O primeiro-ministro critica "alguns setores profissionais" que se "convenceram de que, por ser ano eleitoral, "o Governo facilmente ficaria refém da contestação social".
"Enganaram-se. O País não esquece o sofrimento pelo qual passou e pelo qual não quer voltar a passar", sublinha.
Na opinião de chefe do executivo, os portugueses sabem que "a melhor garantia é poderem continuar a contar com um Governo que avança com segurança a cada passo que dá".
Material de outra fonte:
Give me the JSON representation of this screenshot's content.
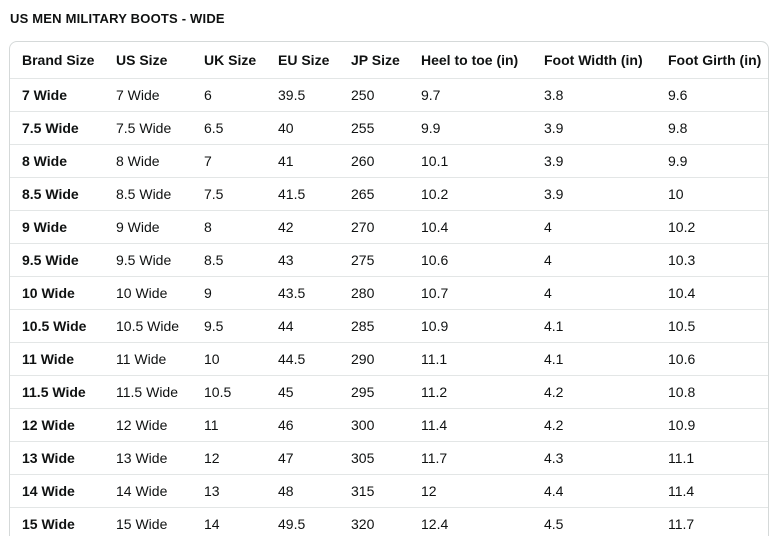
{
  "title": "US MEN MILITARY BOOTS - WIDE",
  "table": {
    "headers": [
      "Brand Size",
      "US Size",
      "UK Size",
      "EU Size",
      "JP Size",
      "Heel to toe (in)",
      "Foot Width (in)",
      "Foot Girth (in)"
    ],
    "rows": [
      [
        "7 Wide",
        "7 Wide",
        "6",
        "39.5",
        "250",
        "9.7",
        "3.8",
        "9.6"
      ],
      [
        "7.5 Wide",
        "7.5 Wide",
        "6.5",
        "40",
        "255",
        "9.9",
        "3.9",
        "9.8"
      ],
      [
        "8 Wide",
        "8 Wide",
        "7",
        "41",
        "260",
        "10.1",
        "3.9",
        "9.9"
      ],
      [
        "8.5 Wide",
        "8.5 Wide",
        "7.5",
        "41.5",
        "265",
        "10.2",
        "3.9",
        "10"
      ],
      [
        "9 Wide",
        "9 Wide",
        "8",
        "42",
        "270",
        "10.4",
        "4",
        "10.2"
      ],
      [
        "9.5 Wide",
        "9.5 Wide",
        "8.5",
        "43",
        "275",
        "10.6",
        "4",
        "10.3"
      ],
      [
        "10 Wide",
        "10 Wide",
        "9",
        "43.5",
        "280",
        "10.7",
        "4",
        "10.4"
      ],
      [
        "10.5 Wide",
        "10.5 Wide",
        "9.5",
        "44",
        "285",
        "10.9",
        "4.1",
        "10.5"
      ],
      [
        "11 Wide",
        "11 Wide",
        "10",
        "44.5",
        "290",
        "11.1",
        "4.1",
        "10.6"
      ],
      [
        "11.5 Wide",
        "11.5 Wide",
        "10.5",
        "45",
        "295",
        "11.2",
        "4.2",
        "10.8"
      ],
      [
        "12 Wide",
        "12 Wide",
        "11",
        "46",
        "300",
        "11.4",
        "4.2",
        "10.9"
      ],
      [
        "13 Wide",
        "13 Wide",
        "12",
        "47",
        "305",
        "11.7",
        "4.3",
        "11.1"
      ],
      [
        "14 Wide",
        "14 Wide",
        "13",
        "48",
        "315",
        "12",
        "4.4",
        "11.4"
      ],
      [
        "15 Wide",
        "15 Wide",
        "14",
        "49.5",
        "320",
        "12.4",
        "4.5",
        "11.7"
      ]
    ]
  },
  "colors": {
    "text": "#0f1111",
    "border": "#d5d9d9",
    "row_divider": "#e3e6e6"
  }
}
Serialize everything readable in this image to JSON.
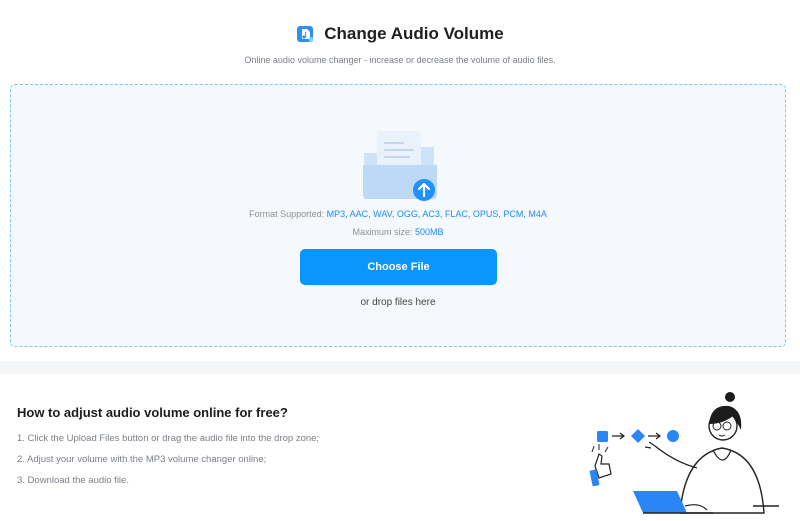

Quanto à estratégia eleitoral, António Costa aponta o objetivo de alcançar "o melhor resultado possível" nas legislativas de 06 de outubro, mas admite que se chegou "a uma fase do calendário político em que, inevitavelmente, cada um puxará a brasa à sua sardinha..."."E o PS também tem de fazer pela vida", salienta.
O também secretário-geral socialista admite, por outro lado, a repetição da solução de Governo do PS com o apoio parlamentar do PCP, PEV e BE, designada por 'geringonça', afiançando: "Nunca imporei condições para governar. Devemos governar nas condições que os portugueses determinarem".
"Tenho uma regra de elementar bom senso: se as coisas correm bem, porquê mudar?", questiona o chefe do Governo, indicando que "a confiança entre os parceiros é superior àquela que existia há quatro anos", quando alguns dos protagonistas nem sequer se conheciam.
António Costa considera mesmo que "um entendimento só será impossível se algum dos envolvidos estabelecer como linha vermelha alguma matéria que sabe, de antemão, não ser aceite pelos outros".
"Para já, nesta legislatura saímos com uma confiança reforçada que nos permite pensar que é possível esse entendimento. Aliás, tenho dito que isso nem depende de haver ou não haver maioria absoluta", salienta o líder socialista, reiterando a sua preferência por manter os parceiros fora do executivo: "Por vezes, é preferível manter uma boa amizade a estragá-la com uma relação amorosa falhada..."
O primeiro-ministro frisa que, na legislatura que agora vai terminar, o executivo conseguiu "cumprir todos os compromissos assumidos com os portugueses e as posições conjuntas com os parceiros, e ainda respeitar os acordos com a União Europeia".
"Nós não governamos para o BE nem para o PCP. Nós governamos para os portugueses e governamos o País. Cada ciclo tem as suas prioridades. Para a próxima legislatura, veremos quais as propostas que os partidos têm a apresentar e qual o grau de convergência possível", afirma.
Quanto à possibilidade de uma solução de Bloco Central, defende que "só deve surgir em circunstâncias extraordinárias", porque, "caso contrário, a ausência de alternativa dá espaço às forças radicais ou populistas".
Costa sublinha que "essa ideia de que só a direita gere bem as contas está desmentida" e até lembra que, quando foi presidente da Câmara de Lisboa, também teve de pôr as contas em ordem.
Questionado sobre a "crise na direita" apontada pelo Presidente da República, Marcelo Rebelo de Sousa, António Costa limita-se a responder: "O PR pode acumular as suas funções com as de analista político. O primeiro-ministro não pode nem deve..."
Na entrevista, o chefe do executivo frisa que, "em valor absoluto, há mais recursos na Saúde" do que há quatro anos e aborda também a necessidade de intervenção em bancos como o Banif e as relações com o governador do Banco de Portugal, Carlos Costa.
"Um incidente com um banco não é, infelizmente, um incidente com qualquer outra empresa", frisa o primeiro-ministro, lembrando que, em 2008, "a falência de um banco arrastou o mundo para a maior crise económica desde 1929".
Quanto às suas relações com o atual governador do Banco de Portugal, Costa diz que "nunca foram desagradáveis", "nem mesmo sabendo que na própria tarde em que o governo estava a tomar posse", Carlos Costa "se encontrava a dirigir uma carta ao Banco Central Europeu informando que o Banif tinha de entrar em processo de resolução nas semanas imediatamente a seguir".